A un moment, Claude a eu besoin d’aller plus loin, il a décidé de se débarrasser du volume si peu profond qu’il soit. Supprimer ce bas-relief qui finalement ne servait qu’à se rapprocher d’un discours contradictoire. Tant qu’à se contredire autant être intègre et proposer un relief nul. Oui, peut-être, mais l’épaisseur du métal est toujours là lui fis-je remarquer. Bien sûr bien sûr me dit-il, mais imagine une de ces broches sur un bout de papier, un dessin, une image, elle redevient une simple représentation. A contrario, ces broches existent dans ta main, tu tiens une balle, mais en réalité tu ne tiens que la représentation de cette balle. Et pourtant tu la tiens dans ta main. Bon tu la tiens ou tu ne la tiens pas ?

Tiens c’est l’heure de l’apéro, allons nous enivrer… de réalité !

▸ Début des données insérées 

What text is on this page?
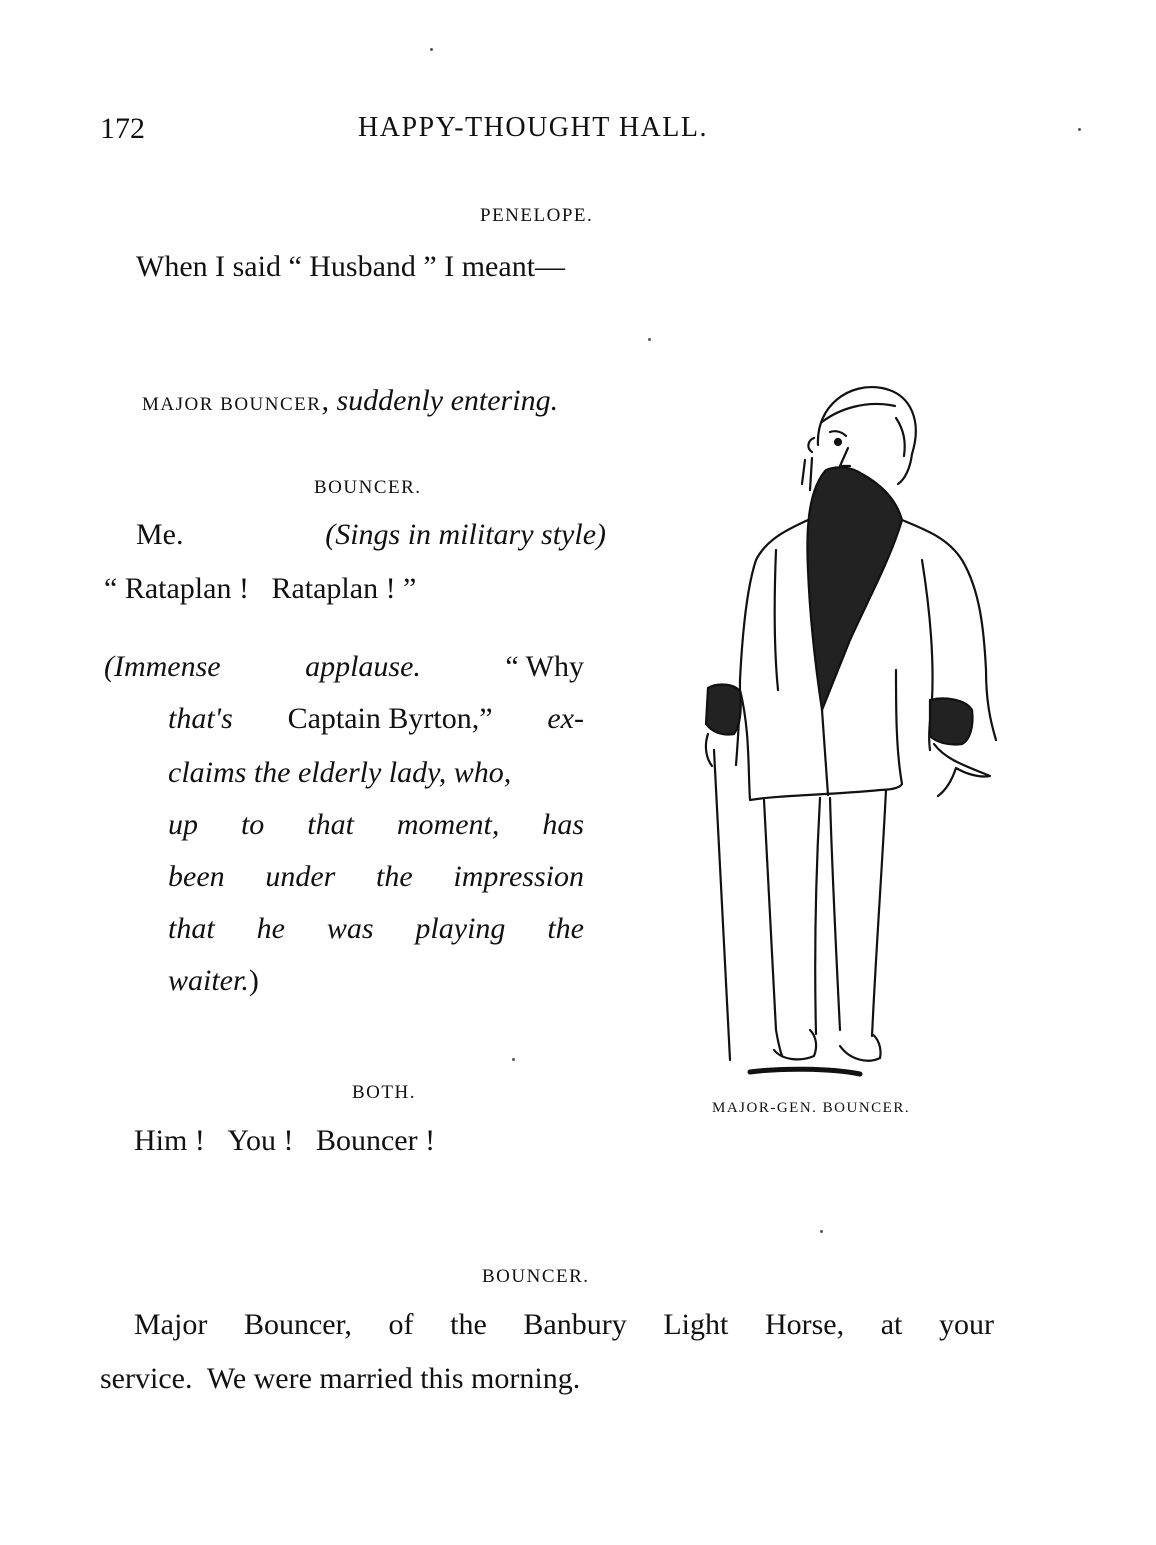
172	HAPPY-THOUGHT HALL.
PENELOPE.
When I said “ Husband ” I meant—
MAJOR BOUNCER, suddenly entering.
BOUNCER.
Me.	(Sings in military style)
“ Rataplan ! Rataplan ! ”
(Immense	applause.	“ Why
that's Captain Byrton,” ex-
claims the elderly lady, who,
up to that moment, has
been under the impression
that he was playing the
waiter.)
BOTH.
Him ! You ! Bouncer !
BOUNCER.
Major Bouncer, of the Banbury Light Horse, at your
service.  We were married this morning.
MAJOR-GEN. BOUNCER.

Cage, broche, platine et or
Lights os et dragon or, broches or

Objets

« Miroir aux Perles » objet

Cette pièce aurait pu s’appeler ‘Déni de réalité’ mais cela aurait été trop terre à terre. Ici l’illusion est magistrale, car il faut s’imaginer que dans ce bijou, aucune pièce n’est à angle droit. Tout n’est qu’illusion, miroir aux alouettes, même la couleur dans le miroir nous rend plus blanc que blanc. Et l’on ne peut même pas partager le point de vue de l’acteur, celui de la perle noire. Notre angle de vue, la perspective que nous avons, nous éjecte littéralement du tableau. Il s’agit pourtant d’une magnifique invite à la contemplation.

Sculptures

« Crux Pénitents »
Globe

Le changement d’échelle soumet l’artiste (le bijoutier !) à un nécessaire repositionnement, à une redéfinition de son propos. Comment vont agir ces pièces puisque ce n’est plus nous qui les regardons mais elles qui nous interrogent. Une perspective qui tourne sur elle-même grâce à un artefact motorisé vient perturber notre esprit. De savoir que la sculpture tourne simplement sur elle-même alors que votre cerveau vous indique un va-et-vient  – aller-retour avant-arrière –  provoque en vous inévitablement un abyme de perplexité. L’humour de Claude devient une chose sérieuse.

Fontaine de Clous
Des Clous

Inversion de réalité

Un jet, une pluie de clous. De l’eau dessinée avec du fer. Quelle douce ironie que de s’imaginer que la rouille, pour une fois, domine l’eau. Et c’est à nouveau en nous offrant un regard neuf, un changement de point de vue, que l’artiste nous convie à une fondamentale remise en question de nos certitudes

« Salon de jardin »

Le banal magnifié.

Détrompez-vous, ceci n’est pas une chaise, c’est seulement l’histoire d’une chaise qui vous rappelle que vous y étiez assis quelques instants auparavant. Malheureusement celle-ci n’existe plus que dans votre imaginaire, l’espace-temps s’étant soudain aplatit, ceci à taille réelle. Et même si vous êtes toujours là (elle aussi par ailleurs), quelque chose a changé, le passé vous a dépassé. Et maintenant c’est à vous d’accepter la beauté de l’instant, la perspective qui vous relie à ce joli moment vécu et à vivre, le tout rendu possible grâce au geste de l’artiste qui relie et transforme un instant en éternité.

« Perspective »
Tor !

Tor !

Oui, il est bien question de passage, d’ouverture, dans cette œuvre monumentale qui nous fait lever les yeux vers un ailleurs. « Tor » un but ou un double sens franco-germanique, Tor devenant tort en français ? C’est une nouvelle dimension qu’il nous impose grâce (ou à cause) de cette porte, œuvre ultime.

Claude a joué avec nos perceptions, mettant des trous là où il n’y avait rien, mettant des pleins là où il n’y avait rien non plus. Claude était le complice des abysses, les abysses l’ont emporté, Claude est toujours là.